ANN: My mother had older and younger siblings. She lost a 12 year old sister Vieno, in 1935. Because she had younger siblings she had to quit school in the 10th. grade to care for them when her father and step-mother divorced. Her older sister Alina was married to a Mattila from Atlantic. As a teen I lived in the Niemi house for two years in the 50's and had, and still have a very good friend, Uno "Junior" Mattila, relative?


By Shirley Waggoner (Shirlohio) on Sunday, January 6, 2013 - 12:42 pm:

In 1947 at the age of 12 I was given a pair of jodhpurs and boots..but no horse. :( But they worked just as well with my bicycle.:)
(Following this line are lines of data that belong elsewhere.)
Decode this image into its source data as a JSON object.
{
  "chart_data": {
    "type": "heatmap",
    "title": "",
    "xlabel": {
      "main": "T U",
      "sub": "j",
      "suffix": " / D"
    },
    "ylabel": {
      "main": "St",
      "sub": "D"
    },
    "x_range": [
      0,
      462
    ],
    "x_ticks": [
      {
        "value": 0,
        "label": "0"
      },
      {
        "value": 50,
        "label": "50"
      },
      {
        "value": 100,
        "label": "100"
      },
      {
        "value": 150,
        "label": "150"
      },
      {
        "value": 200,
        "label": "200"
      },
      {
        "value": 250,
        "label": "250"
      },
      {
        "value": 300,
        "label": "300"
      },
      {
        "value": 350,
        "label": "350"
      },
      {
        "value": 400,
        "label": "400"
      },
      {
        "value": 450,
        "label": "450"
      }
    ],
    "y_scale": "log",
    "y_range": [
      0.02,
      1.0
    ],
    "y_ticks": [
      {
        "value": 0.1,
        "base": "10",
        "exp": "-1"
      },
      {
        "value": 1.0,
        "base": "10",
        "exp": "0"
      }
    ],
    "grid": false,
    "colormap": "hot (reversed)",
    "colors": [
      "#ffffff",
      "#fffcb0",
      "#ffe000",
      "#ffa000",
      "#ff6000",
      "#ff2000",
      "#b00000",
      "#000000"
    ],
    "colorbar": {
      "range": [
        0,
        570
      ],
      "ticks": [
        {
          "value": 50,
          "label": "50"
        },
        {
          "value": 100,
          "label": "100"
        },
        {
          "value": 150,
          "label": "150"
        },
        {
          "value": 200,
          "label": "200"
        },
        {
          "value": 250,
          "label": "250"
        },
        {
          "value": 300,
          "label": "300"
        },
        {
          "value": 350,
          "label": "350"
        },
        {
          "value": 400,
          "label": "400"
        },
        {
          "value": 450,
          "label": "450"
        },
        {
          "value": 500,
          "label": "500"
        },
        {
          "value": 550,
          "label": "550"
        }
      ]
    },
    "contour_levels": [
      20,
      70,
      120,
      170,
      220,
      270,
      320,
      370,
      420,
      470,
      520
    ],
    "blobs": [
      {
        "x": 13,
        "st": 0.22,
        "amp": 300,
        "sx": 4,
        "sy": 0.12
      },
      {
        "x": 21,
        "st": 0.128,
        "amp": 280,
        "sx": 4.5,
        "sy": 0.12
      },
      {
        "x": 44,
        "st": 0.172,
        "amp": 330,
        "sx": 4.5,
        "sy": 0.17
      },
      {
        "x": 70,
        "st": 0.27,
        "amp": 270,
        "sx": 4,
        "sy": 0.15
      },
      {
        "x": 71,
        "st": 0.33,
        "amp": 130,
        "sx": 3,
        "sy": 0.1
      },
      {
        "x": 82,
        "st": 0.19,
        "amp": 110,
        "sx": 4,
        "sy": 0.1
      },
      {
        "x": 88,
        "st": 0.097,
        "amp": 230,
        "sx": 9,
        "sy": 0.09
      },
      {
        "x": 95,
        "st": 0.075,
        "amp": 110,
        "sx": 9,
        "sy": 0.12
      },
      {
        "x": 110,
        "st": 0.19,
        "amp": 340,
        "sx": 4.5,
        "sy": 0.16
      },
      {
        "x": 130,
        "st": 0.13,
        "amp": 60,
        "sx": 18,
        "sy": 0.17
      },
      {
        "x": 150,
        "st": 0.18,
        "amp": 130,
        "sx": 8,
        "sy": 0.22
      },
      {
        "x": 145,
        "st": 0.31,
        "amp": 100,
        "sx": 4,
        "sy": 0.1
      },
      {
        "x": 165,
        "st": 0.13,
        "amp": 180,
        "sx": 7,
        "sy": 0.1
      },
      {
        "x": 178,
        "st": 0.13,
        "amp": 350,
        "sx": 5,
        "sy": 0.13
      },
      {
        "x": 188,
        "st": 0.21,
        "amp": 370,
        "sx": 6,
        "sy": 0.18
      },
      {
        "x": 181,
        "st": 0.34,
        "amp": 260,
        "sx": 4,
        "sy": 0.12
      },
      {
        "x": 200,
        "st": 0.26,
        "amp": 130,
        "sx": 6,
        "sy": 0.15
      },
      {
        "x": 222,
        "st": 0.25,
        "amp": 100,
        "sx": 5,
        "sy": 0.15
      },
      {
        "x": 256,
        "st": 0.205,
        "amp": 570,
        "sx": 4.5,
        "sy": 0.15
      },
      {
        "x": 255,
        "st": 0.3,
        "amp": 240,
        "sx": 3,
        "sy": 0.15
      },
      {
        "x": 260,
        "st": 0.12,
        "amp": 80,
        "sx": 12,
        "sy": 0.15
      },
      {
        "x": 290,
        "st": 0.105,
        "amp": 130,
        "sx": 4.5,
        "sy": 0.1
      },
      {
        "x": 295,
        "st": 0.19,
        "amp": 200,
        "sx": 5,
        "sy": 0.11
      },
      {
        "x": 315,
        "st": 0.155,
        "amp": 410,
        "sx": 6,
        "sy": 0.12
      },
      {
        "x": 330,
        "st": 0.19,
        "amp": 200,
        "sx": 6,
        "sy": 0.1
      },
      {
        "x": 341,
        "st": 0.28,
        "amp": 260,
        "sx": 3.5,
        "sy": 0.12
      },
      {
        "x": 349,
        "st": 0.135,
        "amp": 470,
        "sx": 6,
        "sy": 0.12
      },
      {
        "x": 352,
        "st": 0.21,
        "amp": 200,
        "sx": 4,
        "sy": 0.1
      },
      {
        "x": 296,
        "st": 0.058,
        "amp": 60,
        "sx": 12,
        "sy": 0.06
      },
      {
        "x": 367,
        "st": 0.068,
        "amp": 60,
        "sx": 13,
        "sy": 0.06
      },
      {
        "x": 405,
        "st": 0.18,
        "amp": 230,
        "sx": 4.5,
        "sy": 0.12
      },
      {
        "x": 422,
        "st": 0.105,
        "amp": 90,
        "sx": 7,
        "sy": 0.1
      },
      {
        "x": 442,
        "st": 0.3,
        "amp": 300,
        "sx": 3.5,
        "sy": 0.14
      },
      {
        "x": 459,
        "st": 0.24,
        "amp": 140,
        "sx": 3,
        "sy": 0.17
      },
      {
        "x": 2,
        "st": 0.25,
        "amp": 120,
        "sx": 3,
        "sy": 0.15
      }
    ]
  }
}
By FRNash/PHX, AZ (Frnash) on Sunday, January 6, 2013 - 01:08 pm:

Paul H. Meier (Paul):
" Being a hoist engineer Hundreds of repetitive trips listening for signals, watching the miniatures "


Watching the miniatures?


By Paul H. Meier (Paul) on Sunday, January 6, 2013 - 03:00 pm:

FRNash,
The miniatures were/are the not so miniature dials indicating the locations of the skips in the shaft. They were calibrated and geared to the hoist drum. I'm not sure where the term "miniature" came from but that is what I have heard them called. As to their precision, I would think they were close but not dead on. The hoist engineer still had to rely on the bell signals from the landers and platmen.
Back when visitors were welcome, we would visit Ahmeek 3&4 and watch them bring up the miners. The mancars used there had compartments rather than the stairstep design. Just on the lander's bell signals, the hoist engineer was able to spot each compartment at the lip of the shaft collar.


By Ann Vanderlip (Suomiyooper59) on Monday, January 7, 2013 - 12:40 am:

Hank: small world. My mom quit school to care for her younger
siblings after the eight grade. Their mom (my gma) died in
1936. Uno sr. was my moms brother, uno "junior " is my
cousin!


By Deb S. (Usedtobeayooper) on Monday, January 7, 2013 - 07:53 am:

Our internet service kept going off yesterday, so I just finally got to read all of this. So interesting, and I love the boat pictures!

I knew of a Henry Lehtola when I was growing up in Lake Linden. They lived up the street somewhere from where Louie's is now.


By Henry C. Lehtola (Kalle) on Monday, January 7, 2013 - 09:43 am:

Ann: I have a couple of old photos with Ida Mattila in them. I believe another good childhood friend of mine, Ron Kaiponen would also be a relative of yours.

Deb: I grew UP mostly in Chassell with a couple of years in Baltic before moving down state. Interesting to know that there was another Henry Lehtola running around though.


By Kenty (Dashamo) on Monday, January 7, 2013 - 11:12 am:

My Dad worked in Ahmeek 3 & 4 before we moved to Detroit. Believe the man cars they used there were called "cages" and were enclosed because of the near verticle drop at the beginning of the shafts.